What makes things difficult is the fuzziness of those lines. In quality control the first thing we want to determine is the length of the distance from the measured length (sample mean) to some desired length. To do that we use a ruler in which the standard deviation is set to be one. For convenience, and because the standard deviation is defined as the second moment around the mean, the targeted mean is subtracted from the data points so that the resulting length of the data vector is reduced to the difference between the sample mean and the target. That length is then divided by the standard deviation. The resulting length is then measured not in inches or millimeters but rather in units of the standard deviation ruler. As an example, assume that 100 was the target value, the measured mean was 85 and the standard deviation was 10. We are not interested in what the actual measured mean is, but rather how close it is to the target, based upon the standard deviation ruler:
1. (100-85)/10 = a distance of 1.5 SD units. In some cases the measurement is not from the desired target, but to upper and lower limits.
However, the mean value is fuzzy and the standard deviation may or may not be fuzzy. The data generated in calculating the mean make up a random variable (X= (x1, x2, —, xn)) in vector space. How fuzzy it is depends upon the length of the SD, and the type of distribution. While there are many distributions, if the SD is not fuzzy, what is called the normal distribution is often used. Because of the uncertainty in the mean, the distribution function tells us the chances of the mean actually being somewhere else. In example 1 with only the mean being fuzzy, and using the normal distribution, we can say that there is a 6.68% chance that the true mean of the data is the desired mean.

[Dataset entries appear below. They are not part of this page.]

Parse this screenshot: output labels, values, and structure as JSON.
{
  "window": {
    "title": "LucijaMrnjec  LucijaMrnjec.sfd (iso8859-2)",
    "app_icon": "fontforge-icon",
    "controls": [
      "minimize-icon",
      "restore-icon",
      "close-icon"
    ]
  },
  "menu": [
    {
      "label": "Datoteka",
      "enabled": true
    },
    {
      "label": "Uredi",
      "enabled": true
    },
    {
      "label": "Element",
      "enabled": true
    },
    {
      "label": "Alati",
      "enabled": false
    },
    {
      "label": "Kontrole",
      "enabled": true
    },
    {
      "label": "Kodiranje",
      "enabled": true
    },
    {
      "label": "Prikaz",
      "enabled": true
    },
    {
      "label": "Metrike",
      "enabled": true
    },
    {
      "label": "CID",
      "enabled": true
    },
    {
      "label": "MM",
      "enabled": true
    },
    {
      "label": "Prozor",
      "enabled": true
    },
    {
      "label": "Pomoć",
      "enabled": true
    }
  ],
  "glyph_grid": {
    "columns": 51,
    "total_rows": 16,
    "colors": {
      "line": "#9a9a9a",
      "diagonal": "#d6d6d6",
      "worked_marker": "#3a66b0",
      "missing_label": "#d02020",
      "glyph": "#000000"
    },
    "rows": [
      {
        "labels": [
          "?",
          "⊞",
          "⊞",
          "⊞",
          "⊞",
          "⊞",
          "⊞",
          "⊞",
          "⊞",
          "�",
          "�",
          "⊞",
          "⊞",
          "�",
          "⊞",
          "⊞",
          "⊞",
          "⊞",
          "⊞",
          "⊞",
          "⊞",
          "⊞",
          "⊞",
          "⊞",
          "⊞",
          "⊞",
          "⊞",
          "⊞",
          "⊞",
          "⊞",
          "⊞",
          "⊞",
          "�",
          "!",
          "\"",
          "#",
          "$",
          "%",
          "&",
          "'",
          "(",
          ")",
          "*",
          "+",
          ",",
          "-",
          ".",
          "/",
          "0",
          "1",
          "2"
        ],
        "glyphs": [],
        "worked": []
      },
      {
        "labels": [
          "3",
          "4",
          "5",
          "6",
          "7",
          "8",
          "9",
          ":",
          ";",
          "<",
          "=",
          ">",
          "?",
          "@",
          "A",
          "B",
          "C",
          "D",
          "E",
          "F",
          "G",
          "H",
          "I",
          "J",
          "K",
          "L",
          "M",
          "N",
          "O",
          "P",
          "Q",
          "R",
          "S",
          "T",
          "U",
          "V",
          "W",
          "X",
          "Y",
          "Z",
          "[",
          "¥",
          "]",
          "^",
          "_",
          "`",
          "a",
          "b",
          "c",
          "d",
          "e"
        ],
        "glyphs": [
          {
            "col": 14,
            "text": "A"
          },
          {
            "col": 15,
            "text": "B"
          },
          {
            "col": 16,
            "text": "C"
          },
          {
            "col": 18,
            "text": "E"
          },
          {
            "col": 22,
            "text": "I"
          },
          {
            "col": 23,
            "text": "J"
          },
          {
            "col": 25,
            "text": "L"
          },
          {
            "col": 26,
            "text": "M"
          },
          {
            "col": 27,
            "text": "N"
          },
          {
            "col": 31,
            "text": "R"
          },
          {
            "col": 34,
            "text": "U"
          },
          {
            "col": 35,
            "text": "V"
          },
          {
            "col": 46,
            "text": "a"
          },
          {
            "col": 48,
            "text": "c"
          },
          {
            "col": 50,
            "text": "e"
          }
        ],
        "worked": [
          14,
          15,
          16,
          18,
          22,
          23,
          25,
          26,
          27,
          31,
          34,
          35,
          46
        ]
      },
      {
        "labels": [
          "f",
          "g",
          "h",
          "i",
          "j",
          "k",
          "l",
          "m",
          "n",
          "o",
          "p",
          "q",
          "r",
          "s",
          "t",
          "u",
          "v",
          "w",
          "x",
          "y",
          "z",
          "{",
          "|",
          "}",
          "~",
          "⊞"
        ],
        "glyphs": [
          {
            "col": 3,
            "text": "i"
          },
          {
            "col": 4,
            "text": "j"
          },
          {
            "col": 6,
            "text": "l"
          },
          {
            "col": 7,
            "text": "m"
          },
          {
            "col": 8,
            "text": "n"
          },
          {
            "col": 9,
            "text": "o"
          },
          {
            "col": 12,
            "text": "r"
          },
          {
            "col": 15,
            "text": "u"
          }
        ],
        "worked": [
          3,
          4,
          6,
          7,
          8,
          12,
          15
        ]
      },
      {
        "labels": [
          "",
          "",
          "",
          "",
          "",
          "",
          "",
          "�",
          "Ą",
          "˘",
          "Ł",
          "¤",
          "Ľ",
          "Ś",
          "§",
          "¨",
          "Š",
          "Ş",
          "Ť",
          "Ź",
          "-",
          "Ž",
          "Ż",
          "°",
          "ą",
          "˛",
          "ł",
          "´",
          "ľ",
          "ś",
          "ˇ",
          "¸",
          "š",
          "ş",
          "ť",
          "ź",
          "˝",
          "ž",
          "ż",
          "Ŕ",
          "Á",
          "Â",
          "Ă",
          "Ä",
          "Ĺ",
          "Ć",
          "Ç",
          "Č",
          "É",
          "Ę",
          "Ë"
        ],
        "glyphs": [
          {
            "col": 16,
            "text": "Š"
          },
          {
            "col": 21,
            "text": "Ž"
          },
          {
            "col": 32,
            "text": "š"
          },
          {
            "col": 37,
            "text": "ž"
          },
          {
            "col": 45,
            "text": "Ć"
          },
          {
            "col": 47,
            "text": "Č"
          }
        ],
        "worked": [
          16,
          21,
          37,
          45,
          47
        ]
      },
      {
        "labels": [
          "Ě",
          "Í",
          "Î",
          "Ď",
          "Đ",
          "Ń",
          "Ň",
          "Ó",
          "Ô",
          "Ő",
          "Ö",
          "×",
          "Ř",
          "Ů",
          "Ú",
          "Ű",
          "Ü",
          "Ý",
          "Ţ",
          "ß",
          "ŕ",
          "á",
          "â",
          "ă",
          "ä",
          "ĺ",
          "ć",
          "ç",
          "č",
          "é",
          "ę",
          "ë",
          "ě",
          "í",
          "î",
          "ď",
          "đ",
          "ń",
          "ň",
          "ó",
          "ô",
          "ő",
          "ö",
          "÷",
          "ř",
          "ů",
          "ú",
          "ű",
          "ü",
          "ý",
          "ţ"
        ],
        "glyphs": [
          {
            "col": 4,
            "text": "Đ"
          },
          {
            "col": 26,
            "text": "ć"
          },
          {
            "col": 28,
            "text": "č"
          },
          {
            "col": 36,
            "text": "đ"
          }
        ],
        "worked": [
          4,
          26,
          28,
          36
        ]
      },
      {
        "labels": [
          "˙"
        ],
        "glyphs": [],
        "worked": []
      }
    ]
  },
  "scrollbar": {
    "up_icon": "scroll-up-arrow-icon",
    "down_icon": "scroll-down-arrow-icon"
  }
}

Unfortunately, the SD often is fuzzy too and is thus also a random variable. The square of the SD is called the variance, and has its own distribution function called the chi squared distribution. While the normal distribution is independent of the number of data points defining the random variable, the form of the chi squared distribution depends upon the degrees of freedom. The chi square distribution with one degree of freedom is the square of the normal distribution. That distribution may be used to determine whether two measured standard deviations are really the same.
How the fuzziness or uncertainty is handled will be covered later. Although the mathematics gets more complex, especially when multivariate sets of data must be considered, the goal is still to simply measure lengths with a specific ruler.